We talk a lot with each other about how to deal with conflicts of interest because we run into them a lot. On the one hand, we find that working with the vendors and schools that we write about provides us with insight that is helpful to a wide range of clients and readers. There just aren’t too many people who have the benefit of being able to see how all sides of the ed tech relationships work. But along with that perspective comes an inevitable and perpetual tension with objectivity. When we started our business together 18 months ago, we didn’t have a clear idea where these tensions would show up or how big of an issue they might turn out to be. We originally thought that our blogging was going to remain an addiction that was subsidized but somewhat disconnected from our consulting. But it turns out that more than 90% of our business comes from readers of the blog, and a significant portion of it comes out of conversations stimulated by a specific post. Now that we understand that relationship better, we’re getting a better handle on the kinds of conflict of interest that can arise and how best to mitigate them. Our particular approach in any given situation depends on lot on whether the client wants analysis or advice.Disclosure
In many cases, clients want us to provide deeper, more heavily researched, and more tailored versions of the analysis that we’ve provided publicly on this blog. In this situation, there isn’t a strong a direct conflict of interest between working providing them with what they are asking for and writing public analysis about various aspects of their business. That said, no matter how hard we try to write objectively about an organization that is, was, or could be a client, human nature being what it is, we can’t guarantee that we will never be even subconsciously influenced in our thinking. That is why we have a policy to always disclose when we are blogging about a client. We have done this in various ways in the past. Going forward, we are standardizing on an approach in which we will insert a disclosure footnote at the end of the first sentence in the post in which the client is named. It will look like this. (We are not fully satisfied that the footnote is prominent enough, so we will be investigating ways to make it a little more prominent.) We will insert these notices in all future posts on the blog, whether or not we are the authors of those posts. In cases where the company in question is not currently a client but was recently and could be again in the near future, we will note that the company “was recently a client of MindWires Consulting”.Recusal
Sometimes the client wants not only analysis but also strategic advice. Those situations can be trickier. We want to avoid cases in which we blog in praise (or condemnation) of a company for taking an action that they paid us to tell them to take. Our policy is that we don’t blog about any decisions that a company might make based on our advice. There are some theoretical situations in which we might consider making an exception to that rule, but if they ever do come up in reality, then the disclosure principle will apply.
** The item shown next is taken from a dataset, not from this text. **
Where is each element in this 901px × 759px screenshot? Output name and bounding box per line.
We will let you know if, when, and why we would make the exception. Aside from that currently theoretical exception, we recuse ourselves from blogging about the results of our own consulting advice. Furthermore, when potential clients ask us for advice that we think will put us into a long-term conflict of interest regarding one of our core areas of analysis, we turn down that work. Analysis take precedence over advice.Getting Better at This
We’re going to continue thinking about this and refining our approach as we learn more. We also have some ideas about business models that could further minimize potential conflicts in the future. We’ll share the details with you if and when we get to the point where we’re ready to move forward on them. In the meantime, we will continue to remind you of our current policy periodically so that you are in a better position to judge our analysis. And as always, we welcome your feedback.
- Full disclosure: Acme Ed Tech Company is a client of MindWires Consulting, the sponsor of e-Literate.